Left-sided lower abdominal wall mass, thought to be an endometrioma.
An 8 cm intramuscular left-sided abdominal wall mass.
Radical excision of left-sided abdominal wall mass endometrioma, with Flex HD allograft ultra-thick construction using a total 10 x 16 cm for a total of 160 cm2 allograft repair of the abdominal wall.
The patient had an 8 cm soft tissue mass between the anterior rectus sheath and left rectus musculature intertwined with the muscle fascicles and the inferior epigastric artery and vein complex. This required a radical excision to achieve margins to make sure that this does not recur rapidly. It had grown after a C-section, the patient developed an area that was painful and firm.
INDICATIONS FOR PROCEDURE:
An ultrasound directed biopsy was suggestive of an endometrioma. Patient was referred to our office by Dr. for the evaluation and management of this problem.
PROCEDURE IN DETAIL:
The patient received perioperative antibiotics consisting of Ancef. She voided. Sequential pneumatics were placed on her lower extremities. She received 2500 units of Fragmin subcu preop for VTE prophylaxis. The site was marked with her help in the preoperative holding area. She was identified, brought to the operating room and placed supine on the operating room table.
A time-out was done and then a general anesthetic was induced.
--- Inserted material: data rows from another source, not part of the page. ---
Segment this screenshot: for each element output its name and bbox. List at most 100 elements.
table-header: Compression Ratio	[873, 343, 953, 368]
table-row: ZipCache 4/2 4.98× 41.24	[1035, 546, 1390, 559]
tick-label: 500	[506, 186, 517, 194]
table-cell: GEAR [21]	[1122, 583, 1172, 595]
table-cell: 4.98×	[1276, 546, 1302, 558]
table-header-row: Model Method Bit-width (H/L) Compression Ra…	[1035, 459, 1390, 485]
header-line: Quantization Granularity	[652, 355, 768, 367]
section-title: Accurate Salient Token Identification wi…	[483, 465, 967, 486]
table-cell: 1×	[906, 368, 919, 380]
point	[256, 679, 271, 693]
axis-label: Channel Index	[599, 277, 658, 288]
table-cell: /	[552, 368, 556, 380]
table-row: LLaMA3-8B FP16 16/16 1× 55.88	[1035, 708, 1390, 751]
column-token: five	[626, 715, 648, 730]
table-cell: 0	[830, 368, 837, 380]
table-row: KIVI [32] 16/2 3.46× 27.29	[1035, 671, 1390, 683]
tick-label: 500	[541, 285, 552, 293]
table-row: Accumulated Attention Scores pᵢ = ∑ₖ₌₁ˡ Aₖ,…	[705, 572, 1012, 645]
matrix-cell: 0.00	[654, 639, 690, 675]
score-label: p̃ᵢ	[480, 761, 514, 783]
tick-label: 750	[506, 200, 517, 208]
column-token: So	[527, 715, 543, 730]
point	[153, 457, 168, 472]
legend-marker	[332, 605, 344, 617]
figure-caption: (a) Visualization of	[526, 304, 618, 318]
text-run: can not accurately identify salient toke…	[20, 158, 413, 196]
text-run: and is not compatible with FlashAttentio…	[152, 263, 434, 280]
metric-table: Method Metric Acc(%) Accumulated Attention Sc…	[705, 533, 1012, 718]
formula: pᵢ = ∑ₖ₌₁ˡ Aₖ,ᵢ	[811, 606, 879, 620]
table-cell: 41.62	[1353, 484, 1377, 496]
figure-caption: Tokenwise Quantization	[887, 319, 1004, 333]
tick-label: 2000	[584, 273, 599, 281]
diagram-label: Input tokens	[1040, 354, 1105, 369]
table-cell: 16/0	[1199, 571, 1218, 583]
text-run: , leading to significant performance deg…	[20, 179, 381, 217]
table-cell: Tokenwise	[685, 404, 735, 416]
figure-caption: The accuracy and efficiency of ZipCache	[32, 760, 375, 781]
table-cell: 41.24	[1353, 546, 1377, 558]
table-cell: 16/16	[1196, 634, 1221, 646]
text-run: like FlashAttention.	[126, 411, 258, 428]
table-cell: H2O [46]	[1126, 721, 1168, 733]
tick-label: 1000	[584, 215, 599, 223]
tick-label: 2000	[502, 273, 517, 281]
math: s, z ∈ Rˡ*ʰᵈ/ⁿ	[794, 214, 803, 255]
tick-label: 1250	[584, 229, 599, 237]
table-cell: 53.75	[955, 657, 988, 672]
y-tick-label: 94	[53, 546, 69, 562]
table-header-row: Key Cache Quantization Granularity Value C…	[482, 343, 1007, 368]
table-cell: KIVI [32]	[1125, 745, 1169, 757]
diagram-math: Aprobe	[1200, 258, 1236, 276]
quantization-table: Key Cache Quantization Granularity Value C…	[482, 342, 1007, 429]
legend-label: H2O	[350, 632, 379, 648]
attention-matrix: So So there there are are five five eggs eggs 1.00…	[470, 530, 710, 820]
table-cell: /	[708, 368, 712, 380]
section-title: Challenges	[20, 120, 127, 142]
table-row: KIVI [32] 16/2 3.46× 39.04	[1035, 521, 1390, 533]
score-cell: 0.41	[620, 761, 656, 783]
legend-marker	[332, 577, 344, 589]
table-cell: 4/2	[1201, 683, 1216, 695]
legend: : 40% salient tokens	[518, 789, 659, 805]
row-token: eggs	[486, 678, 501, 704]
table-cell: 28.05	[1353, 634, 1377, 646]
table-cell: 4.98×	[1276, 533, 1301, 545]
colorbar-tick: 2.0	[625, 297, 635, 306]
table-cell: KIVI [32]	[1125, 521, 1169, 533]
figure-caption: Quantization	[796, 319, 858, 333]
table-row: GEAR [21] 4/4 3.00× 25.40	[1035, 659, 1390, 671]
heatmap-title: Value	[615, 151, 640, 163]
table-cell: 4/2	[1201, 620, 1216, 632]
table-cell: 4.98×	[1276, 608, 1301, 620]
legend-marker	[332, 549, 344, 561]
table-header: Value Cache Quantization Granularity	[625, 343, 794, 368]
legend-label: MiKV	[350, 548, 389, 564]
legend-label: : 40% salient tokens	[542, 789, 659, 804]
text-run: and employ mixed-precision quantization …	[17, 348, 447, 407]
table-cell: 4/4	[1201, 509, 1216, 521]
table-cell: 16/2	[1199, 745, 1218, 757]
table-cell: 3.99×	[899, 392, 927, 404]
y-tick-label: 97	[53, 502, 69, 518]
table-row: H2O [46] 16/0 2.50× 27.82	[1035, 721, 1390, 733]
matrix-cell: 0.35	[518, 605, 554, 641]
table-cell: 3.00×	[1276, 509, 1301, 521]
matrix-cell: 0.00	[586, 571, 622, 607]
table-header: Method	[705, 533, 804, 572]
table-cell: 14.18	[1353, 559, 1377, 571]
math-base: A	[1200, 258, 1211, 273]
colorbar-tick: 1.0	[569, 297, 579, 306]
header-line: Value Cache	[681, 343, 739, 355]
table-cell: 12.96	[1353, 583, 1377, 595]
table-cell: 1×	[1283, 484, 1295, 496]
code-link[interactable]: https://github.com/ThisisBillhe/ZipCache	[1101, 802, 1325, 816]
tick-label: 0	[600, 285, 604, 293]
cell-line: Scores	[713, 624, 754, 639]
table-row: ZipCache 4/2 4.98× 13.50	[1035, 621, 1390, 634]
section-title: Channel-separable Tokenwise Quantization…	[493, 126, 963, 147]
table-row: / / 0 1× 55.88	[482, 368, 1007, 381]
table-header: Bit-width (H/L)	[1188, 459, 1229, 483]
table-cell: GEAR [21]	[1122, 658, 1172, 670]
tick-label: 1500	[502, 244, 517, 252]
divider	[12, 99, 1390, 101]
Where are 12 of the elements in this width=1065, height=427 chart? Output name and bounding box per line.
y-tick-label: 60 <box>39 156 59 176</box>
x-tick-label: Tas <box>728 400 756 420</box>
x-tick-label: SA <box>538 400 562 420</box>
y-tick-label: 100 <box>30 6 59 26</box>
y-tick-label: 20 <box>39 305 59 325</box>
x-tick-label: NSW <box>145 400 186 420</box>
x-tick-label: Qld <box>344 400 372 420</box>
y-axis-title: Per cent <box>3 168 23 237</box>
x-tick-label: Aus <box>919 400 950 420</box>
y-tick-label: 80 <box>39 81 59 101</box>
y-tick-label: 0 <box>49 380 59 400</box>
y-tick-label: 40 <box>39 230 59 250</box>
Her anterior abdominal wall was prepared and draped, 0.25 percent Marcaine with epinephrine was infused through her old C-section scar and a transverse skin incision was made encompassing the previous scar using the scar as the entrance point. Skin flaps were raised superiorly. I could feel the mass through the left side of the rectus sheath and then a Pfannenstiel style incision was performed on the left side distal to the palpable mass and the entire rectus sheath involved with the palpable mass as well as the fascicles of her rectus muscle on the left side and the inferior epigastric pedicle were taken en bloc, resected and sent to pathology.
We asked if the pathologist could evaluate this mass to make sure there was not any invasive component and looks to be an endometrioma based on his evaluation. We treated as an invasive tumor since it can recur if we do not get good margins. The entire lesion was removed en bloc. The posterior rectus sheath was left intact as was the peritoneum below the semilunar line.
A 10 x 16 thick Flex HD mesh was then cut into 2 parts and a sandwich repair was created by placing this Flex HD below the rectus musculature on the left side and bringing it using horizontal mattress 0 Vicryl sutures through the remaining rectus sheath laterally and through the external oblique fascia laterally and the rectus sheath medially.
An onlay portion of the same mesh was used; it was undermined below the superficial rectus sheath, creating a sandwich with these 2 layers of Flex HD. This was sewn in using a combination of interrupted 0 Vicryl suture, and PDO Stratafix 6-0 suture. The wound was irrigated. A Blake fluted 15 drain was brought in on the patients right side and brought out through a stab wound done in the right inguinal region. Skin flaps all looked viable.
There was no evidence of hemorrhage, 0.25 percent Marcaine with epinephrine was infused for postoperative pain control. A photograph had been taken of the tumor as well as the resection bed. The tumor was measured and found to be 8 cm in total length and then the subcutaneous tissues were reapproximated using a combination of 2-0 Vicryl for Scarpas fascia, followed by 3-0 Vicryl deep dermal reapproximation, followed by 4 – 0 Monocryl subcuticular skin closure followed by Dermabond.
The drain was secured using 3-0 nylon suture and placed to bulb suction. The patient tolerated the procedure well and was returned to the recovery area in stable condition with sponge and needle counts correct at the end of the case.